I cannot find any information about something like DMA for CUDA purpose. I want to transfer huge data amounts to CUDA device memory from my own connection card, which is connected to
computer via PCI-Express 2.0 x16 slot. I’m searching for a solution in which the transfer will pass by CPU, so whole transmission management must be done by graphic card or my own connection card.
Has anyone heard about a something like that? Any links or docs?

Currently, the best you can do:

  1. DMA from your card to buffer X in system memory.
  2. Copy from buffer X to another buffer Y in system memory. Buffer Y was marked as “pinned” by the CUDA API when it was created, speeding up host-to-device transfers.
  3. Copy from buffer Y to CUDA device memory.

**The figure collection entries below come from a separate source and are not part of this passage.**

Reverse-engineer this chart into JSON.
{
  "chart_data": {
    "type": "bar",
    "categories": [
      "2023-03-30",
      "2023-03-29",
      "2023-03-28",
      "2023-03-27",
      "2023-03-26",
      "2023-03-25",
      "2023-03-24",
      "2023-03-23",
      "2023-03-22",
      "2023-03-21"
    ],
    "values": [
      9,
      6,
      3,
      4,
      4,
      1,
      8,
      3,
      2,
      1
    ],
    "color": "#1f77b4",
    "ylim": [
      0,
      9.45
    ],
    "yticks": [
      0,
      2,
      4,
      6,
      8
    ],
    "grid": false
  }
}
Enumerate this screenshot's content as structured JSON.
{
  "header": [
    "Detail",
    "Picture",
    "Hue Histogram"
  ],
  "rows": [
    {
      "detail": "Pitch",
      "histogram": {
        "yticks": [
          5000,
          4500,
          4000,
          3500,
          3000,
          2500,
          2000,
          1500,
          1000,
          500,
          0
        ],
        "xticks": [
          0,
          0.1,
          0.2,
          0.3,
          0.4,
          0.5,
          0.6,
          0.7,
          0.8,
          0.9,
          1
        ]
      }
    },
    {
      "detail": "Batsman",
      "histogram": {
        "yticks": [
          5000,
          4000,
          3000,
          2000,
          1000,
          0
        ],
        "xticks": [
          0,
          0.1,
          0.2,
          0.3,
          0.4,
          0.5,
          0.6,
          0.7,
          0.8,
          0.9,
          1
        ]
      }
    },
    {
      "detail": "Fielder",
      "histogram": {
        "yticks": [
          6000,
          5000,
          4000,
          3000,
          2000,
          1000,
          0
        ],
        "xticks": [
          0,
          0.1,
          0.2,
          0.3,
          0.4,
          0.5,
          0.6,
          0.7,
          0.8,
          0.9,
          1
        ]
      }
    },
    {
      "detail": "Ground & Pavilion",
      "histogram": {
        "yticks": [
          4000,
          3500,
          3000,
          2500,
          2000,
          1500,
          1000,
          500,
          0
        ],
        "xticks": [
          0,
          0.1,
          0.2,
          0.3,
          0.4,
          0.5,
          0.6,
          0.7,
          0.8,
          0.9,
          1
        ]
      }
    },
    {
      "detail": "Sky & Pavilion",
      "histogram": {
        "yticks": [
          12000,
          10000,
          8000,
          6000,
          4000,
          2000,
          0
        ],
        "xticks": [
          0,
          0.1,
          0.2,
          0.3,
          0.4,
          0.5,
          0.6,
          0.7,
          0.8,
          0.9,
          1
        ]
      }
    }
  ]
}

A recent webinar suggests that NVIDIA will improve this procedure in the near future by removing the need for step 2. Presumably, this will allow you to use the same pinned buffer in system memory for your card and for CUDA host-to-device transfers.

No solution exists to do this directly over the PCI-Express bus between two cards, though NVIDIA employees are aware of the desire for this capability. They have not given any timeline for direct card-to-card DMA, or even acknowledged that such work is underway.

Fermi has new DMA hardware… we know it now allows multiple simultaneous DMAs which previous GPUs did not. NVIDIA hasn’t said this will work with card-to-card DMA, but the fact that DMA was redesigned is a promising clue anyway.